The difference between the CHIEF JUSTICE and myself on the one hand, and our colleagues on the other, is not as to this principle, but really as to where the point is in the amount of the fee at which we can say that no reasonably working mind could say that it was reasonable. I do not think it is, as said by Mr. Justice FOLLAND, that we differ in our opinions as to reasonableness of professional fees. It is more than that. It is that we differ as to the point at which any reasonable mind could say it was a reasonable fee.

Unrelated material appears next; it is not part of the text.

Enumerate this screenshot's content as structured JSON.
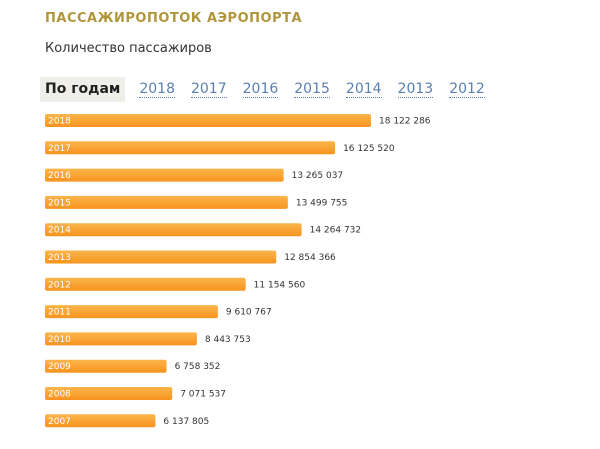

It is admitted that, if the fee had been fixed at a nominal amount, it could be so held. We think that it can be still so said, in view of our own knowledge and experience, when it was fixed at only $300. This is the real essence of the difference between our viewpoints. I frankly admit that in this case one is perhaps as equally as tenable as the other. It is perhaps just as valid a view that $300 is not so low as *Page 457 
to make it possible for us to say that no reasonable mind could consider it a reasonable fee for this work as it is to say that it is so low that every reasonable mind, having knowledge of the experiences as to fees, would say it was not reasonable. The latter view has the additional merit of doing justice in this case. Probably the cases will be rare where it will be as difficult to say whether or not no reasonable person could have come to the same conclusion as did the commission in this case.
I therefore dissent from that part of the prevailing opinion as holds that we should sustain the commission in its finding that $300 is a reasonable fee.